Today’s featured animal is a small shrew-like marsupial that can be found occupying open forests or swampy areas throughout Tasmania. Yes, we are taking a long trip to the southern portion of Australia. I guarantee it will be worth it though since this area is beautiful and the Swamp Antechinus is one interesting little rodent. This particular marsupial is also known as the Little Tasmanian Marsupial Mouse and just happens to be related to a few other cool animals such as the Quoll and the ever popular, Tasmanian Devil. I can imagine their family reunions get a little scary when you have a cute little mouse-like creature hanging out with a vicious, fearless devil.
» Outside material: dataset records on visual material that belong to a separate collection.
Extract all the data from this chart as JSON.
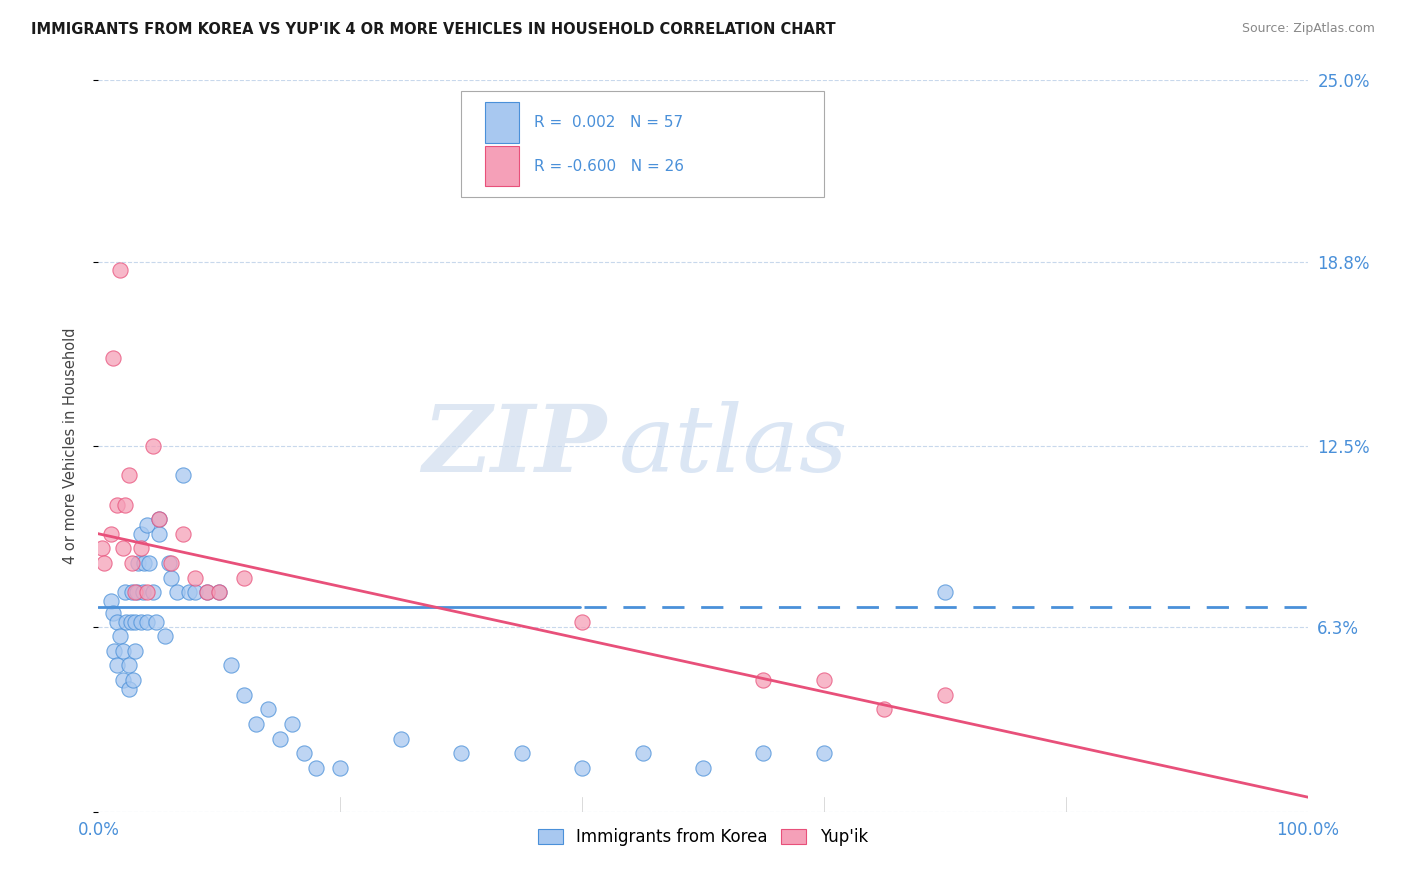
{
  "title": "IMMIGRANTS FROM KOREA VS YUP'IK 4 OR MORE VEHICLES IN HOUSEHOLD CORRELATION CHART",
  "source": "Source: ZipAtlas.com",
  "ylabel": "4 or more Vehicles in Household",
  "xlim": [
    0,
    100
  ],
  "ylim": [
    0,
    25
  ],
  "yticks": [
    0,
    6.3,
    12.5,
    18.8,
    25.0
  ],
  "ytick_labels": [
    "",
    "6.3%",
    "12.5%",
    "18.8%",
    "25.0%"
  ],
  "xtick_labels": [
    "0.0%",
    "100.0%"
  ],
  "legend_korea": "Immigrants from Korea",
  "legend_yupik": "Yup'ik",
  "r_korea": "0.002",
  "n_korea": "57",
  "r_yupik": "-0.600",
  "n_yupik": "26",
  "color_korea": "#a8c8f0",
  "color_yupik": "#f5a0b8",
  "line_color_korea": "#4a90d9",
  "line_color_yupik": "#e8507a",
  "watermark_zip": "ZIP",
  "watermark_atlas": "atlas",
  "korea_trend_slope": 0.0,
  "korea_trend_intercept": 7.0,
  "yupik_trend_slope": -0.09,
  "yupik_trend_intercept": 9.5,
  "korea_x": [
    1.0,
    1.2,
    1.3,
    1.5,
    1.5,
    1.8,
    2.0,
    2.0,
    2.2,
    2.3,
    2.5,
    2.5,
    2.7,
    2.8,
    2.9,
    3.0,
    3.0,
    3.2,
    3.3,
    3.5,
    3.5,
    3.7,
    3.8,
    4.0,
    4.0,
    4.2,
    4.5,
    4.8,
    5.0,
    5.0,
    5.5,
    5.8,
    6.0,
    6.5,
    7.0,
    7.5,
    8.0,
    9.0,
    10.0,
    11.0,
    12.0,
    13.0,
    14.0,
    15.0,
    16.0,
    17.0,
    18.0,
    20.0,
    25.0,
    30.0,
    35.0,
    40.0,
    45.0,
    50.0,
    55.0,
    60.0,
    70.0
  ],
  "korea_y": [
    7.2,
    6.8,
    5.5,
    6.5,
    5.0,
    6.0,
    4.5,
    5.5,
    7.5,
    6.5,
    5.0,
    4.2,
    6.5,
    7.5,
    4.5,
    5.5,
    6.5,
    7.5,
    8.5,
    6.5,
    9.5,
    7.5,
    8.5,
    6.5,
    9.8,
    8.5,
    7.5,
    6.5,
    10.0,
    9.5,
    6.0,
    8.5,
    8.0,
    7.5,
    11.5,
    7.5,
    7.5,
    7.5,
    7.5,
    5.0,
    4.0,
    3.0,
    3.5,
    2.5,
    3.0,
    2.0,
    1.5,
    1.5,
    2.5,
    2.0,
    2.0,
    1.5,
    2.0,
    1.5,
    2.0,
    2.0,
    7.5
  ],
  "yupik_x": [
    0.3,
    0.5,
    1.0,
    1.2,
    1.5,
    1.8,
    2.0,
    2.2,
    2.5,
    2.8,
    3.0,
    3.5,
    4.0,
    4.5,
    5.0,
    6.0,
    7.0,
    8.0,
    9.0,
    10.0,
    12.0,
    40.0,
    55.0,
    60.0,
    65.0,
    70.0
  ],
  "yupik_y": [
    9.0,
    8.5,
    9.5,
    15.5,
    10.5,
    18.5,
    9.0,
    10.5,
    11.5,
    8.5,
    7.5,
    9.0,
    7.5,
    12.5,
    10.0,
    8.5,
    9.5,
    8.0,
    7.5,
    7.5,
    8.0,
    6.5,
    4.5,
    4.5,
    3.5,
    4.0
  ]
}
I guess every family has at least one of these though.
Nothing Beats a Pouch
So what makes the Swamp Antechinus unique? There a few characteristic that makes this creature very interesting but I think the fact that such a small rodent can be a marsupial is pretty cool. Remember that being a marsupial means you give birth to your little “joeys” and then they hop inside your pouch where they will finish growing. Typically the Swamp Antechinus will give birth to 6-8 joeys every year with a gestation period of up to 32 days, which may seem pretty short but you trying carrying 8 kids in a pouch for a month.
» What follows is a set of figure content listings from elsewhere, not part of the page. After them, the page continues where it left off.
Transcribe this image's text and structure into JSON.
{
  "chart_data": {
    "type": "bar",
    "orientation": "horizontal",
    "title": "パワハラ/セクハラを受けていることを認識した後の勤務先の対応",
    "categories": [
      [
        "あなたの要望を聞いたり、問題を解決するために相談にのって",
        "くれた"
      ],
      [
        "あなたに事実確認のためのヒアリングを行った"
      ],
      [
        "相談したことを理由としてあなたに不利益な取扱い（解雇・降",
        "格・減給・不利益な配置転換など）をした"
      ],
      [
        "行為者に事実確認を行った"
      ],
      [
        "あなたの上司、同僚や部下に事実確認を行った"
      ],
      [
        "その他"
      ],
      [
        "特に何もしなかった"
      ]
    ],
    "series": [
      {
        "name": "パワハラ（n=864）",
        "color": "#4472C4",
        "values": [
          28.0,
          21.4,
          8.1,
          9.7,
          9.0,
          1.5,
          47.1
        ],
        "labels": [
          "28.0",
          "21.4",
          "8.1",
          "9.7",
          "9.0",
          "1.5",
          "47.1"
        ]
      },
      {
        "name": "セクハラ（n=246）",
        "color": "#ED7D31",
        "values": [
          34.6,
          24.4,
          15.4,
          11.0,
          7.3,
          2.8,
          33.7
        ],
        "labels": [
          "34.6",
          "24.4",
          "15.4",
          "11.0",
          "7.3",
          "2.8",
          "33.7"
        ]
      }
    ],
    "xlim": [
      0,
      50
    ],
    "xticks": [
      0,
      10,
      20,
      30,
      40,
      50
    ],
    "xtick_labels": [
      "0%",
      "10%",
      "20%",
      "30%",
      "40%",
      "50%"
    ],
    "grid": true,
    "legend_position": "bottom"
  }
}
Make Full Use of Your Time
Unfortunately for this rodent, they don’t have a whole lot of time to spend on this beautiful planet of ours. Generally the females will not live into a second year, while the males hardly make it past mating season (May-August). As you can imagine, they have to take full advantage of their short time on earth. This may be why the Swamp Antechinus is mostly nocturnal but also comes out during the day to forage. I guess they figure that they will have plenty of time to sleep later so they might as well enjoy all 24 hours of the day.
The Tasmania Saviour
Surprisingly, this rodent actually has a stable population, despite their short life-span. The reasoning behind this is the habitat protection these little creatures are receiving in Tasmania. Unfortunately, the same thing can’t be said for the rodents living on the mainland in southern Australia. As the habitat gets destroyed, their population is decreasing quite rapidly. Hopefully, the Tasmania population will continue to thrive in order to keep this species around for a very long time.